Karl has a master’s degree in development economics from Dalhousie University and an undergraduate degree in economics from Queen’s University.
Kim Livingstone is the Wildlife Care Supervisor for the primate department at the San Diego Zoo Wildlife Alliance. A native of Southern California, she has worked for the zoo for 33 years. Kim oversees the daily care and management for more than 200 primates. She is the SDZWA representative for all things bonobo and collaborates with institutions worldwide on conservation and managed care programs for bonobos. Kim met her future San Diego Zoo colleagues while on a collecting expedition to Papua New Guinea. From a young age, she has always been a free-spirited adventurer and an avid birder.
Kim has traveled extensively throughout the world and led tours, including an SDZWA expedition to the Galapagos and Peru. She spent four weeks in the jungles of Ecuador identifying and cataloging the native birds to assist in the establishment of a national park. In Africa, Kim taught ornithology classes to broaden college students' knowledge of the native avifauna and led birding tours there as well.
She is dedicated and very passionate about conservation education and global awareness of saving the earth’s endangered species, including bonobos. Kim holds degrees in wildlife care and conservation and business management.
Leah works as an environmental attorney at Husch Blackwell where she primarily focuses on environmental compliance and energy development. She appreciates environmental law as a collaborative space and works to find and develop synergies between parties leading to positive outcomes.
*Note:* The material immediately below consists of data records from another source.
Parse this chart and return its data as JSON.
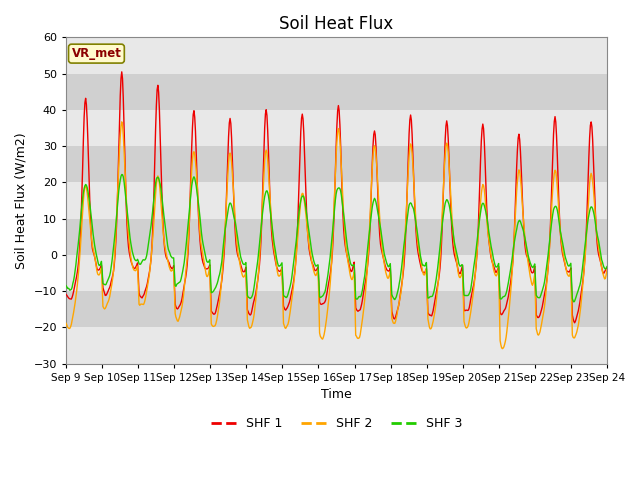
{
  "title": "Soil Heat Flux",
  "xlabel": "Time",
  "ylabel": "Soil Heat Flux (W/m2)",
  "ylim": [
    -30,
    60
  ],
  "yticks": [
    -30,
    -20,
    -10,
    0,
    10,
    20,
    30,
    40,
    50,
    60
  ],
  "color_shf1": "#EE0000",
  "color_shf2": "#FFA500",
  "color_shf3": "#22CC00",
  "label_shf1": "SHF 1",
  "label_shf2": "SHF 2",
  "label_shf3": "SHF 3",
  "annotation_text": "VR_met",
  "bg_color": "#DCDCDC",
  "fig_bg": "#FFFFFF",
  "start_day": 9,
  "end_day": 24,
  "title_fontsize": 12,
  "axis_fontsize": 9,
  "tick_fontsize": 7.5,
  "legend_fontsize": 9
}
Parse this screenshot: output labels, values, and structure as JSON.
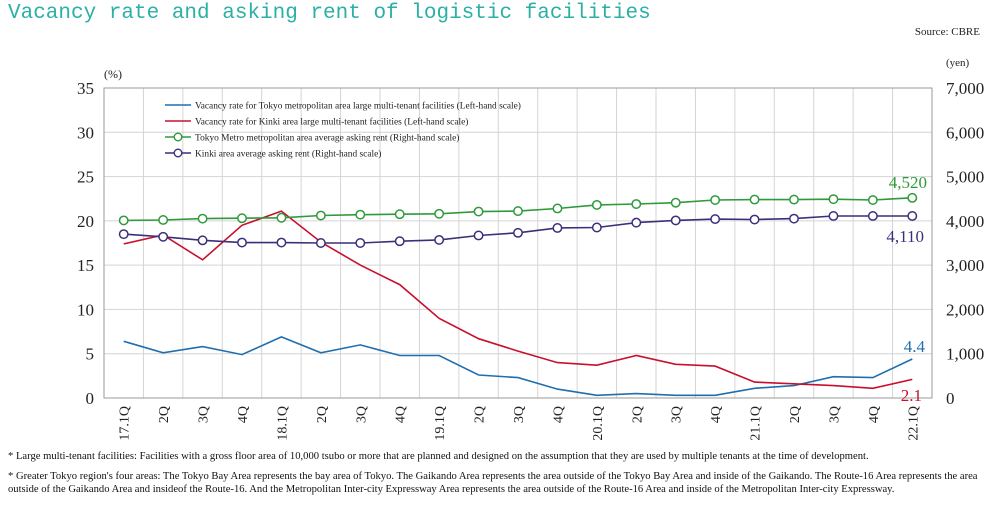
{
  "title": "Vacancy rate and asking rent of logistic facilities",
  "source": "Source: CBRE",
  "chart_data": {
    "type": "line",
    "categories": [
      "17.1Q",
      "2Q",
      "3Q",
      "4Q",
      "18.1Q",
      "2Q",
      "3Q",
      "4Q",
      "19.1Q",
      "2Q",
      "3Q",
      "4Q",
      "20.1Q",
      "2Q",
      "3Q",
      "4Q",
      "21.1Q",
      "2Q",
      "3Q",
      "4Q",
      "22.1Q"
    ],
    "left_axis": {
      "unit": "(%)",
      "ylim": [
        0,
        35
      ],
      "ticks": [
        "0",
        "5",
        "10",
        "15",
        "20",
        "25",
        "30",
        "35"
      ]
    },
    "right_axis": {
      "unit": "(yen)",
      "ylim": [
        0,
        7000
      ],
      "ticks": [
        "0",
        "1,000",
        "2,000",
        "3,000",
        "4,000",
        "5,000",
        "6,000",
        "7,000"
      ]
    },
    "grid": true,
    "legend_position": "top-left",
    "series": [
      {
        "name": "Vacancy rate for Tokyo metropolitan area large multi-tenant facilities (Left-hand scale)",
        "axis": "left",
        "color": "#1f6fb0",
        "marker": "none",
        "values": [
          6.4,
          5.1,
          5.8,
          4.9,
          6.9,
          5.1,
          6.0,
          4.8,
          4.8,
          2.6,
          2.3,
          1.0,
          0.3,
          0.5,
          0.3,
          0.3,
          1.1,
          1.4,
          2.4,
          2.3,
          4.4
        ],
        "end_label": "4.4"
      },
      {
        "name": "Vacancy rate for Kinki area large multi-tenant facilities (Left-hand scale)",
        "axis": "left",
        "color": "#c8102e",
        "marker": "none",
        "values": [
          17.4,
          18.4,
          15.6,
          19.5,
          21.1,
          17.6,
          15.0,
          12.8,
          9.0,
          6.7,
          5.3,
          4.0,
          3.7,
          4.8,
          3.8,
          3.6,
          1.8,
          1.6,
          1.4,
          1.1,
          2.1
        ],
        "end_label": "2.1"
      },
      {
        "name": "Tokyo Metro metropolitan area average asking rent (Right-hand scale)",
        "axis": "right",
        "color": "#2e9a3b",
        "marker": "circle",
        "values": [
          4010,
          4020,
          4050,
          4060,
          4070,
          4120,
          4140,
          4150,
          4160,
          4210,
          4220,
          4280,
          4360,
          4380,
          4410,
          4470,
          4480,
          4480,
          4490,
          4470,
          4520
        ],
        "end_label": "4,520"
      },
      {
        "name": "Kinki area average asking rent (Right-hand scale)",
        "axis": "right",
        "color": "#3c2f7a",
        "marker": "circle",
        "values": [
          3700,
          3640,
          3560,
          3510,
          3510,
          3500,
          3500,
          3540,
          3570,
          3670,
          3730,
          3840,
          3850,
          3960,
          4010,
          4040,
          4030,
          4050,
          4110,
          4110,
          4110
        ],
        "end_label": "4,110"
      }
    ]
  },
  "notes": [
    "* Large multi-tenant facilities: Facilities with a gross floor area of 10,000 tsubo or more that are planned and designed on the assumption that they are used by multiple tenants at the time of development.",
    "* Greater Tokyo region's four areas: The Tokyo Bay Area represents the bay area of Tokyo. The Gaikando Area represents the area outside of the Tokyo Bay Area and inside of the Gaikando. The Route-16 Area represents the area outside of the Gaikando Area and insideof the Route-16. And the Metropolitan Inter-city Expressway Area represents the area outside of the Route-16 Area and inside of the Metropolitan Inter-city Expressway."
  ]
}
She holds a J.D. from the University of North Carolina School of Law, an M.S. in Environment, Ecology, and Energy also from UNC, and a B.S. in evolutionary anthropology from Duke. It was during her time at Duke that Leah first became drawn to working with primates. She worked with the chimpanzees at the North Carolina Zoo as part of her senior thesis and was immediately captivated. Leah’s love of great apes is coupled with a lifelong passion for conservation.